The Shortest Matching Substring interview question gives you a text string s and a pattern p containing at most two wildcard * characters (each matching any sequence of characters, including empty). Find the length of the shortest substring of s that matches the pattern p. If no match exists, return -1. This tests multi-wildcard string matching with length minimization.
Amazon asks this HARD string matching problem because wildcard pattern matching is fundamental in search engines, file system glob operations, and text editors. With two wildcards, the pattern splits into three literal parts. Finding the shortest matching substring requires efficiently locating the leftmost occurrence of each literal part in sequence, which can be done with KMP or binary search on prefix occurrences.
The pattern is split-by-wildcard then sequential prefix matching. Split p by * into at most three literal parts: prefix, middle, suffix. Find all starting positions of the suffix in s. For each suffix occurrence, search backwards for the latest middle occurrence before it, then for the latest prefix occurrence before that. The length of the current match is end_of_suffix - start_of_prefix. Track the minimum such length. Use binary search on precomputed occurrence lists for efficiency.
s = "aabaabaab", p = "a*b*b".
Split by *: parts = ["a", "b", "b"].
For suffix at index 8: look for middle "b" before 8 → index 5. Look for prefix "a" before 5 → index 4. Length = 8-4+1 = 5. For suffix at index 5: middle "b" at 2. Prefix "a" at 1. Length = 5-1+1 = 5. For suffix at index 2: middle at... no "b" before 2 at ≥ prefix end → invalid.

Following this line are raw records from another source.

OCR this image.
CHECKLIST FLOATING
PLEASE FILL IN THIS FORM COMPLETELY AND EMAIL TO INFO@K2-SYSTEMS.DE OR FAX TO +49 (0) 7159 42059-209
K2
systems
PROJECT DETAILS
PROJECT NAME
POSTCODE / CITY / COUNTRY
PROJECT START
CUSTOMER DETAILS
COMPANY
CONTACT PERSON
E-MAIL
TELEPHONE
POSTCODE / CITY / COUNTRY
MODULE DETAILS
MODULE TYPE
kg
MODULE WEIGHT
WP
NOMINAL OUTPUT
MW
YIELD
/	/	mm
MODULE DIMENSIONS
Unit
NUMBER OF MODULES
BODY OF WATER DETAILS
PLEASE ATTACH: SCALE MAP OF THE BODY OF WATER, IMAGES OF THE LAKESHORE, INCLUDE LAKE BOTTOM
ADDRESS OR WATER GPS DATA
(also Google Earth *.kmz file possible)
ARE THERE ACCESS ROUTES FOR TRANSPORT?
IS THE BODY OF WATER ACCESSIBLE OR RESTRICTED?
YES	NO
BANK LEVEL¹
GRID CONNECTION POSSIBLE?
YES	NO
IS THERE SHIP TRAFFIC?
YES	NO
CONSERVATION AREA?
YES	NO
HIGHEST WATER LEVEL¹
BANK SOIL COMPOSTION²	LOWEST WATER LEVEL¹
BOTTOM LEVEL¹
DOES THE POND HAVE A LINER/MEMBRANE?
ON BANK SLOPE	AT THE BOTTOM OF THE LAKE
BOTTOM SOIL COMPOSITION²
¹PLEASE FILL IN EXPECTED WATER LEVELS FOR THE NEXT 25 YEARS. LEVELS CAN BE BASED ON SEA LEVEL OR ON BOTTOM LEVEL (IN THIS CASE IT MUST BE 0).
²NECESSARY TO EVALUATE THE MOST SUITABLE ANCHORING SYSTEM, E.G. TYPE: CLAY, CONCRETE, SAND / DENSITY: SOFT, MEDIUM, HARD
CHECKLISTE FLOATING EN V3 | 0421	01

Minimum length: 5 (e.g., "abaab").
* can match zero characters.For the Shortest Matching Substring coding problem, the string matching two-pointer binary search interview pattern is the efficient approach. The key insight: to minimize match length, choose the rightmost valid occurrence of each earlier part (maximizing compression). Amazon interviewers test the split-into-parts reduction — state it explicitly before coding. Practice KMP for efficient single-pattern matching and binary search on sorted occurrence lists for multi-pattern sequential matching. These two tools combined solve most complex substring matching problems.